The favourite to win the election is Sánchez’s Socialist Party, which has been governing for the last 10 months and riding high in polls. He took office after launching a no-confidence motion against the corruption-plagued conservative incumbent, Mariano Rajoy, last May. But the fact that Sánchez’s parliamentary ambush required the support of Catalan and Basque nationalists has been used by the right against him ever since.

On the campaign trail, Casado has accused the Socialist leader of being a “Trojan horse” who is smuggling Catalan and Basque nationalists into the heart of Spanish democracy before letting them break up the nation with their separatist agenda. Ciudadanos and the radical Vox, the other parties on the right, have expressed similar views.

"[Sánchez] has his platform, which is him and those who want to liquidate Spain," Ciudadanos leader Albert Rivera said recently.

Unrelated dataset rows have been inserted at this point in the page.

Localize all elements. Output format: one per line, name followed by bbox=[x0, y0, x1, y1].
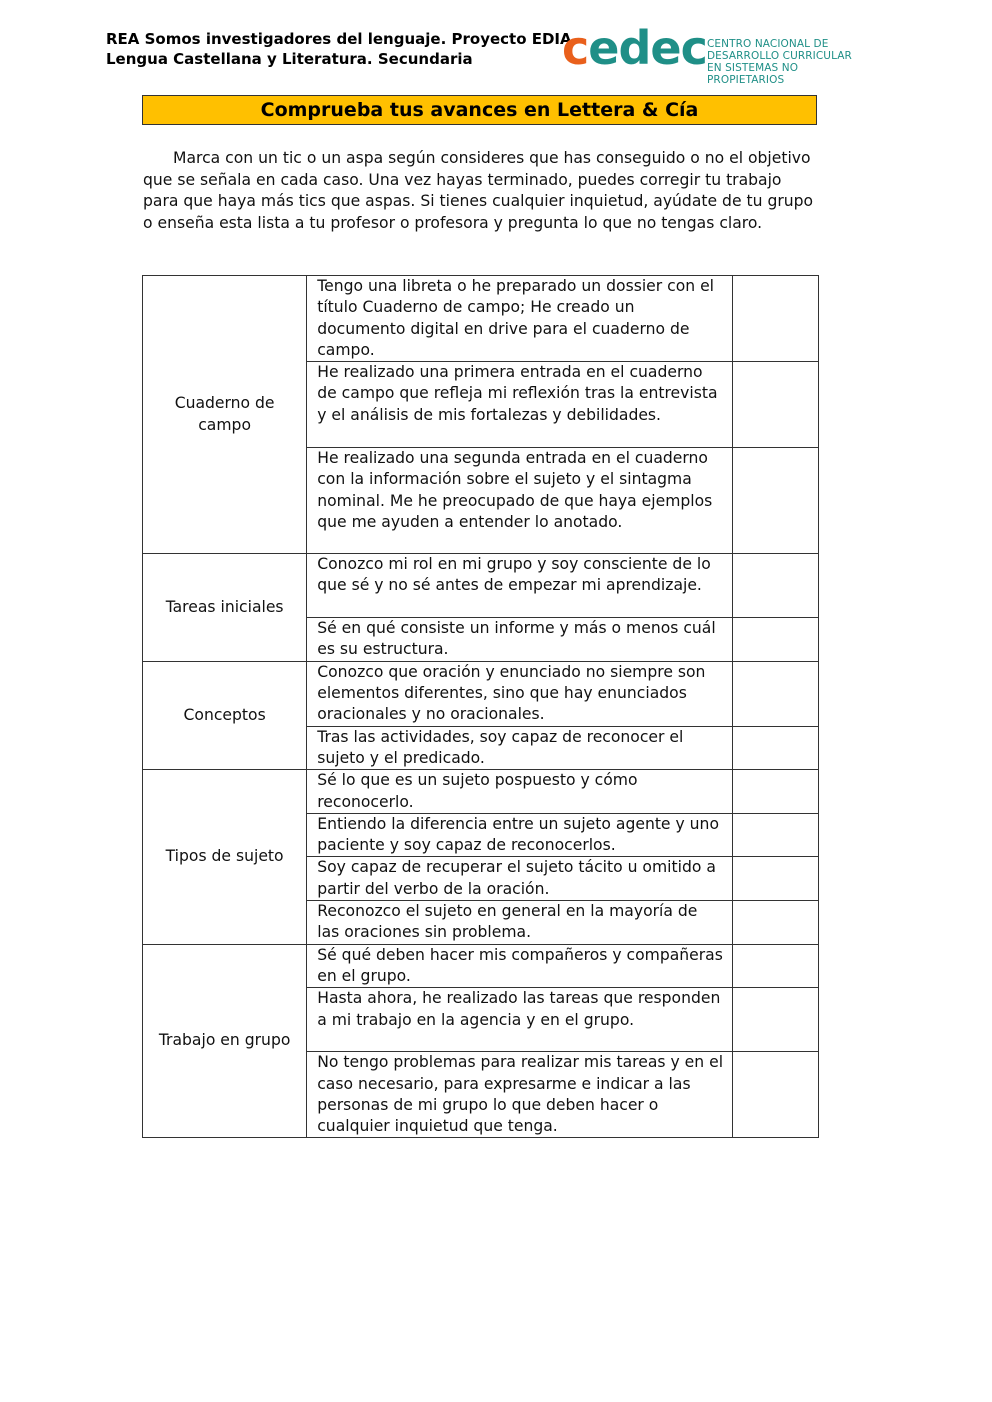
objective-cell: Sé qué deben hacer mis compañeros y compañeras en el grupo. bbox=[307, 944, 733, 988]
objective-cell: Soy capaz de recuperar el sujeto tácito u omitido a partir del verbo de la oración. bbox=[307, 857, 733, 901]
page-title: Comprueba tus avances en Lettera & Cía bbox=[142, 95, 817, 125]
intro-paragraph: Marca con un tic o un aspa según consideres que has conseguido o no el objetivo que se señala en cada caso. Una vez hayas terminado, puedes corregir tu trabajo para que haya más tics que aspas. Si tienes cualquier inquietud, ayúdate de tu grupo o enseña esta lista a tu profesor o profesora y pregunta lo que no tengas claro. bbox=[143, 149, 814, 232]
check-cell[interactable] bbox=[732, 362, 818, 448]
check-cell[interactable] bbox=[732, 988, 818, 1052]
table-row bbox=[143, 944, 819, 988]
check-cell[interactable] bbox=[732, 901, 818, 945]
checklist-table bbox=[142, 275, 819, 1138]
document-header bbox=[106, 29, 572, 69]
logo-wordmark: cedec bbox=[562, 21, 707, 75]
objective-cell: Sé en qué consiste un informe y más o menos cuál es su estructura. bbox=[307, 618, 733, 662]
header-subject-line: Lengua Castellana y Literatura. Secundaria bbox=[106, 50, 473, 68]
objective-cell: Conozco que oración y enunciado no siempre son elementos diferentes, sino que hay enunciados oracionales y no oracionales. bbox=[307, 661, 733, 726]
objective-cell: He realizado una segunda entrada en el cuaderno con la información sobre el sujeto y el sintagma nominal. Me he preocupado de que haya ejemplos que me ayuden a entender lo anotado. bbox=[307, 448, 733, 554]
check-cell[interactable] bbox=[732, 726, 818, 770]
check-cell[interactable] bbox=[732, 770, 818, 814]
logo-subtitle: CENTRO NACIONAL DE DESARROLLO CURRICULAR EN SISTEMAS NO PROPIETARIOS bbox=[707, 38, 852, 86]
category-cell: Trabajo en grupo bbox=[143, 944, 307, 1138]
category-cell: Tipos de sujeto bbox=[143, 770, 307, 944]
check-cell[interactable] bbox=[732, 618, 818, 662]
check-cell[interactable] bbox=[732, 1052, 818, 1138]
cedec-logo bbox=[562, 21, 872, 86]
category-cell: Tareas iniciales bbox=[143, 554, 307, 662]
objective-cell: Sé lo que es un sujeto pospuesto y cómo reconocerlo. bbox=[307, 770, 733, 814]
check-cell[interactable] bbox=[732, 944, 818, 988]
objective-cell: Hasta ahora, he realizado las tareas que responden a mi trabajo en la agencia y en el grupo. bbox=[307, 988, 733, 1052]
table-row bbox=[143, 276, 819, 362]
check-cell[interactable] bbox=[732, 448, 818, 554]
check-cell[interactable] bbox=[732, 276, 818, 362]
header-project-line: REA Somos investigadores del lenguaje. Proyecto EDIA bbox=[106, 30, 572, 48]
check-cell[interactable] bbox=[732, 813, 818, 857]
category-cell: Conceptos bbox=[143, 661, 307, 769]
table-row bbox=[143, 770, 819, 814]
objective-cell: No tengo problemas para realizar mis tareas y en el caso necesario, para expresarme e indicar a las personas de mi grupo lo que deben hacer o cualquier inquietud que tenga. bbox=[307, 1052, 733, 1138]
category-cell: Cuaderno de campo bbox=[143, 276, 307, 554]
objective-cell: Entiendo la diferencia entre un sujeto agente y uno paciente y soy capaz de reconocerlos. bbox=[307, 813, 733, 857]
objective-cell: Reconozco el sujeto en general en la mayoría de las oraciones sin problema. bbox=[307, 901, 733, 945]
objective-cell: He realizado una primera entrada en el cuaderno de campo que refleja mi reflexión tras la entrevista y el análisis de mis fortalezas y debilidades. bbox=[307, 362, 733, 448]
table-row bbox=[143, 554, 819, 618]
check-cell[interactable] bbox=[732, 661, 818, 726]
check-cell[interactable] bbox=[732, 857, 818, 901]
objective-cell: Tengo una libreta o he preparado un dossier con el título Cuaderno de campo; He creado un documento digital en drive para el cuaderno de campo. bbox=[307, 276, 733, 362]
table-row bbox=[143, 661, 819, 726]
objective-cell: Tras las actividades, soy capaz de reconocer el sujeto y el predicado. bbox=[307, 726, 733, 770]
check-cell[interactable] bbox=[732, 554, 818, 618]
objective-cell: Conozco mi rol en mi grupo y soy consciente de lo que sé y no sé antes de empezar mi aprendizaje. bbox=[307, 554, 733, 618]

All three parties on the right promise a hard-line unionist stance on the Catalan issue, with policies that include reintroducing direct rule indefinitely and shutting down the region’s public broadcaster.The ongoing trial of 12 Catalan independence leaders in the supreme court for their role in the events of 2017 has served to raise tensions further.

The parties on the right have claimed that Sánchez plans to pardon the accused if they are found guilty. Although the Socialists have taken a more moderate stance on the Catalan issue, engaging with the Catalan government, the prime minister insists he cannot even broach the matter of pardons before the supreme court verdict, which is expected after the summer.

Fragmented politics

With a highly fragmented political landscape, the Socialists are unlikely to secure a majority on Sunday. Once again, they might only be able to govern with the support of their closest ally Podemos, which has been struggling in polls, and Catalan and Basque nationalists.

The most likely alternative to such a scenario would be a right-wing administration of the PP and Ciudadanos, with the support of Vox. That formula managed to end 37 years of Socialist government in Andalucía in December, although polls suggest the numbers are unlikely to add up on a national level.

The left has used Vox’s surge of recent months to mobilise its own base, warning of the rise of the far-right and populism around the world.

“Look what happened in the United States, nobody gave Donald Trump a chance and he won,” Sánchez told supporters this week. “Look at Brazil: [Jair] Bolsonaro is governing. In Andalucía nobody thought [the PP] would govern and there it is with Vox.”

He added: “It’s not enough just to win, we need to win and govern.”

If neither left nor right can form a government, Spain could find itself facing the kind of political paralysis that followed the 2015 election, when several months of deadlock were followed by a repeat vote. Ciudadanos has apparently ruled out bridging the left/right divide, vowing not to support a new Socialist administration.

However, given that this is the country’s third general election in less than four years and that EU and local elections will be held in May, the pressure on political leaders to reach a consensus will be substantial.

The stakes are arguably higher than any time since Spain’s transition from dictatorship to democracy four decades ago. Not only could this election decide the country’s economic and social policies for the coming years, but, taking place against the backdrop of “the Spain of the balconies”, it also offers two starkly contrasting approaches to the Catalan conundrum.